Daniel Balavoine : sa fille Joana ancienne accro à la drogue, elle se confie

Daniel Balavoine : sa fille Joana ancienne accro à la drogue, elle se confie
Daniel Balavoine et sa compagne Corinne (mère de ses enfants Jérémie et Joana) à la première édition des Victoires de la musique à Paris, le 23 novembre 1985.

Mercredi 25 août 2021 dans les colonnes de Paris Match, puis le lendemain auprès du Parisien, Joana Balavoine, la fille du chanteur, a raconté son addiction à la drogue contre laquelle elle a lutté pendant 15 ans.

Des pans de sa vie seront rapportés dans la bande dessinée "Les Lions endormis", écrite par Sylvie Gaillard et illustrée par Fanny Montgermont. À l'occasion de la sortie de l'ouvrage le 1er septembre, Joana Balavoine a accepté de se confier publiquement sur ce qui fait l'objet du livre : son combat contre la drogue. "Franchement, j'aurais préféré avoir autre chose à raconter, a souligné la fille de Daniel Balavoine au Parisien. Mais les addictions, et pas seulement la cocaïne, mais aussi l'alcool, touchent beaucoup de gens et ça fait des ravages. Il faut sortir du silence qui entoure ce fléau. Si le nom de Balavoine peut servir à cela, tant mieux."

"J'ai hérité, j'étais complètement paumée"

Joana, âgée de 35 ans, a commencé à se droguer à 16 ans. "J'ai pris un petit boulot d'été dans la restauration et là, on m'a proposé de l'ecstasy, de la cocaïne... Ensuite, j'ai continué en pensant 'm'amuser'", a-t-elle indiqué. À 18 ans, sa consommation a pris un tournant, comme elle l'a expliqué la veille à Paris Match : "J'ai hérité, j'étais complètement paumée, je n'avais aucune notion de la vérité comme de la réalité. Et j'ai plongé dans la cocaïne."

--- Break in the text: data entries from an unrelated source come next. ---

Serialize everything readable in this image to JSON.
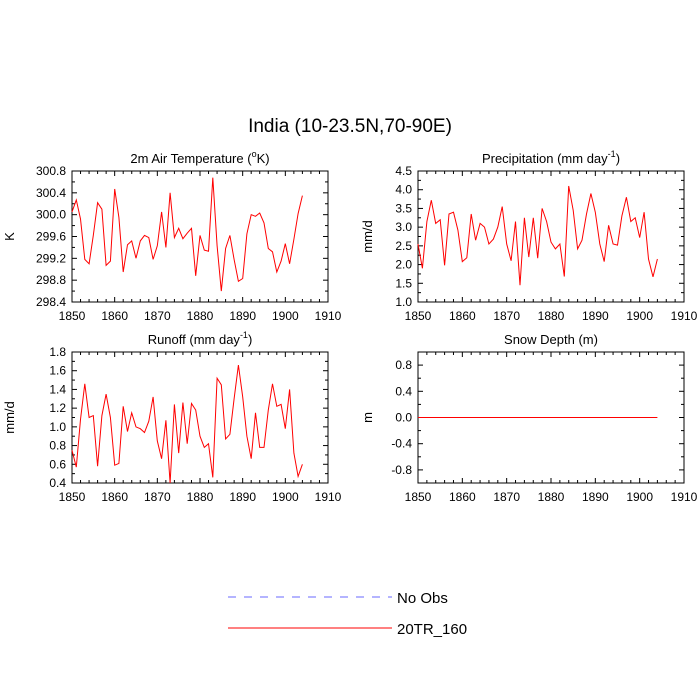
{
  "page": {
    "title": "India (10-23.5N,70-90E)"
  },
  "legend": {
    "items": [
      {
        "label": "No Obs",
        "color": "#6a6aff",
        "style": "dashed"
      },
      {
        "label": "20TR_160",
        "color": "#ff0000",
        "style": "solid"
      }
    ]
  },
  "chart_data": [
    {
      "type": "line",
      "title": "2m Air Temperature (°K)",
      "title_main": "2m Air Temperature (",
      "title_sup": "o",
      "title_end": "K)",
      "xlabel": "",
      "ylabel": "K",
      "xlim": [
        1850,
        1910
      ],
      "ylim": [
        298.4,
        300.8
      ],
      "xticks": [
        1850,
        1860,
        1870,
        1880,
        1890,
        1900,
        1910
      ],
      "yticks": [
        298.4,
        298.8,
        299.2,
        299.6,
        300.0,
        300.4,
        300.8
      ],
      "ytick_labels": [
        "298.4",
        "298.8",
        "299.2",
        "299.6",
        "300.0",
        "300.4",
        "300.8"
      ],
      "series": [
        {
          "name": "20TR_160",
          "color": "#ff0000",
          "x_start": 1850,
          "values": [
            300.05,
            300.27,
            299.92,
            299.18,
            299.1,
            299.62,
            300.22,
            300.1,
            299.07,
            299.15,
            300.47,
            299.95,
            298.95,
            299.45,
            299.52,
            299.2,
            299.52,
            299.62,
            299.58,
            299.18,
            299.43,
            300.05,
            299.4,
            300.4,
            299.58,
            299.75,
            299.56,
            299.66,
            299.75,
            298.88,
            299.62,
            299.35,
            299.33,
            300.68,
            299.43,
            298.6,
            299.38,
            299.62,
            299.18,
            298.78,
            298.83,
            299.65,
            300.0,
            299.97,
            300.03,
            299.85,
            299.38,
            299.32,
            298.95,
            299.15,
            299.47,
            299.1,
            299.55,
            300.02,
            300.35
          ]
        }
      ]
    },
    {
      "type": "line",
      "title": "Precipitation (mm day⁻¹)",
      "title_main": "Precipitation (mm day",
      "title_sup": "-1",
      "title_end": ")",
      "xlabel": "",
      "ylabel": "mm/d",
      "xlim": [
        1850,
        1910
      ],
      "ylim": [
        1.0,
        4.5
      ],
      "xticks": [
        1850,
        1860,
        1870,
        1880,
        1890,
        1900,
        1910
      ],
      "yticks": [
        1.0,
        1.5,
        2.0,
        2.5,
        3.0,
        3.5,
        4.0,
        4.5
      ],
      "ytick_labels": [
        "1.0",
        "1.5",
        "2.0",
        "2.5",
        "3.0",
        "3.5",
        "4.0",
        "4.5"
      ],
      "series": [
        {
          "name": "20TR_160",
          "color": "#ff0000",
          "x_start": 1850,
          "values": [
            2.55,
            1.9,
            3.15,
            3.72,
            3.1,
            3.2,
            1.98,
            3.35,
            3.4,
            2.92,
            2.08,
            2.18,
            3.35,
            2.65,
            3.1,
            3.0,
            2.55,
            2.68,
            3.0,
            3.55,
            2.55,
            2.1,
            3.15,
            1.45,
            3.25,
            2.2,
            3.25,
            2.17,
            3.5,
            3.15,
            2.6,
            2.42,
            2.55,
            1.68,
            4.1,
            3.45,
            2.42,
            2.65,
            3.35,
            3.9,
            3.4,
            2.55,
            2.08,
            3.05,
            2.55,
            2.52,
            3.3,
            3.8,
            3.15,
            3.25,
            2.72,
            3.4,
            2.15,
            1.67,
            2.15
          ]
        }
      ]
    },
    {
      "type": "line",
      "title": "Runoff (mm day⁻¹)",
      "title_main": "Runoff (mm day",
      "title_sup": "-1",
      "title_end": ")",
      "xlabel": "",
      "ylabel": "mm/d",
      "xlim": [
        1850,
        1910
      ],
      "ylim": [
        0.4,
        1.8
      ],
      "xticks": [
        1850,
        1860,
        1870,
        1880,
        1890,
        1900,
        1910
      ],
      "yticks": [
        0.4,
        0.6,
        0.8,
        1.0,
        1.2,
        1.4,
        1.6,
        1.8
      ],
      "ytick_labels": [
        "0.4",
        "0.6",
        "0.8",
        "1.0",
        "1.2",
        "1.4",
        "1.6",
        "1.8"
      ],
      "series": [
        {
          "name": "20TR_160",
          "color": "#ff0000",
          "x_start": 1850,
          "values": [
            0.75,
            0.57,
            1.08,
            1.46,
            1.1,
            1.12,
            0.58,
            1.12,
            1.35,
            1.1,
            0.59,
            0.61,
            1.22,
            0.95,
            1.15,
            1.0,
            0.98,
            0.94,
            1.06,
            1.32,
            0.85,
            0.66,
            1.07,
            0.4,
            1.24,
            0.72,
            1.26,
            0.82,
            1.25,
            1.18,
            0.9,
            0.78,
            0.82,
            0.46,
            1.52,
            1.45,
            0.87,
            0.92,
            1.3,
            1.66,
            1.32,
            0.9,
            0.66,
            1.15,
            0.78,
            0.78,
            1.18,
            1.46,
            1.22,
            1.24,
            0.98,
            1.4,
            0.72,
            0.47,
            0.6
          ]
        }
      ]
    },
    {
      "type": "line",
      "title": "Snow Depth (m)",
      "title_main": "Snow Depth (m)",
      "title_sup": "",
      "title_end": "",
      "xlabel": "",
      "ylabel": "m",
      "xlim": [
        1850,
        1910
      ],
      "ylim": [
        -1.0,
        1.0
      ],
      "xticks": [
        1850,
        1860,
        1870,
        1880,
        1890,
        1900,
        1910
      ],
      "yticks": [
        -0.8,
        -0.4,
        0.0,
        0.4,
        0.8
      ],
      "ytick_labels": [
        "-0.8",
        "-0.4",
        "0.0",
        "0.4",
        "0.8"
      ],
      "series": [
        {
          "name": "20TR_160",
          "color": "#ff0000",
          "x_start": 1850,
          "values": [
            0,
            0,
            0,
            0,
            0,
            0,
            0,
            0,
            0,
            0,
            0,
            0,
            0,
            0,
            0,
            0,
            0,
            0,
            0,
            0,
            0,
            0,
            0,
            0,
            0,
            0,
            0,
            0,
            0,
            0,
            0,
            0,
            0,
            0,
            0,
            0,
            0,
            0,
            0,
            0,
            0,
            0,
            0,
            0,
            0,
            0,
            0,
            0,
            0,
            0,
            0,
            0,
            0,
            0,
            0
          ]
        }
      ]
    }
  ]
}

Une addiction qui est née en partie à cause de l'absence de son père, Joana étant née cinq mois après la mort tragique de l'artiste. "Il n'était pas là pour poser des limites. Mais c'est tellement complexe, un chemin de vie... Un tas de choses m'ont poussée vers la drogue. Et quand on tombe, c'est une spirale", a raconté celle qui s'en est enfin sortie. Et d'ajouter : "Devoir m'occuper des affaires de mon père m'a sauvée. Car je ne pouvais pas gâcher ce qu'il m'a laissé."